An artist, Grossberg started her own company, called Just Because Invitations, in February 2004.

==Media portrayals==
These events were depicted in a non-fiction crime book by journalist Doug Most, who covered the case for The Bergen Record of Hackensack, New Jersey for more than two years. The book was titled Always in Our Hearts: The Story of Amy Grossberg, Brian Peterson and the Baby They Didn't Want. The book traces the story from their high school days in New Jersey through the pregnancy and secret delivery in the motel room, to the court hearings and ultimately the sentencing. Of the book, Kirkus Reviews called it a "true crime page turner" and Booklist said, "Teens will be drawn to this examination of a horrific crime committed by two bright college students."

Peterson and Grossberg's story was fictionalized by writer T. Coraghessan Boyle in a story, "The Love of My Life", which appeared in his collection of short stories, After The Plague. After learning of the story in the media, Boyle became curious as to how a couple could commit such an act, and explored their points of view through a fictionalized account of the case, changing certain details such as the characters' names and the gender of the infant.

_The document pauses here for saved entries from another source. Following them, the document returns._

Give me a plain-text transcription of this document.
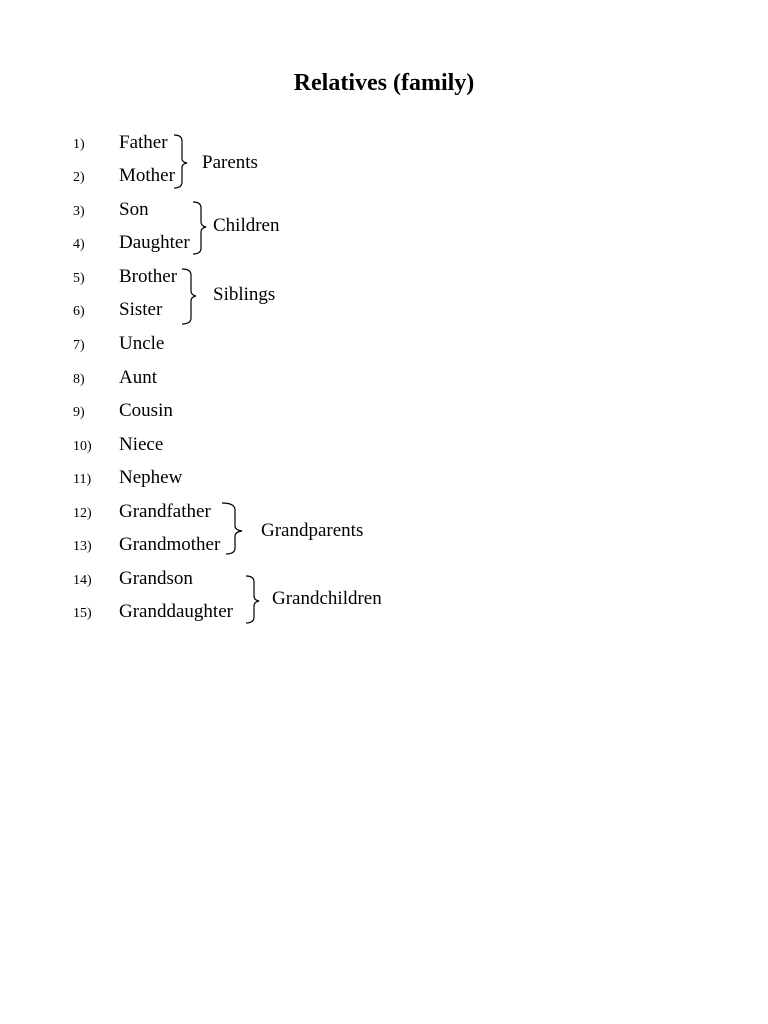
Relatives (family)
1) Father
2) Mother
3) Son
4) Daughter
5) Brother
6) Sister
7) Uncle
8) Aunt
9) Cousin
10) Niece
11) Nephew
12) Grandfather
13) Grandmother
14) Grandson
15) Granddaughter
Parents
Children
Siblings
Grandparents
Grandchildren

Law & Order devoted a story to this case in the Season 8 episode "Denial" (1997). In this episode, the two teens are acquitted. This Law & Order episode inspired a Law & Order: UK episode, "Bad Romance" (2014). The Practice and Homicide: Life on the Street also did episodes based on this case.

The Grossberg-Peterson case is obliquely referenced in Stanley Kubrick's Eyes Wide Shut: an article about the trial is visible in a fictitious New York Post edition, adjacent to the plot-advancing story about the death of a model perused by Tom Cruise's character.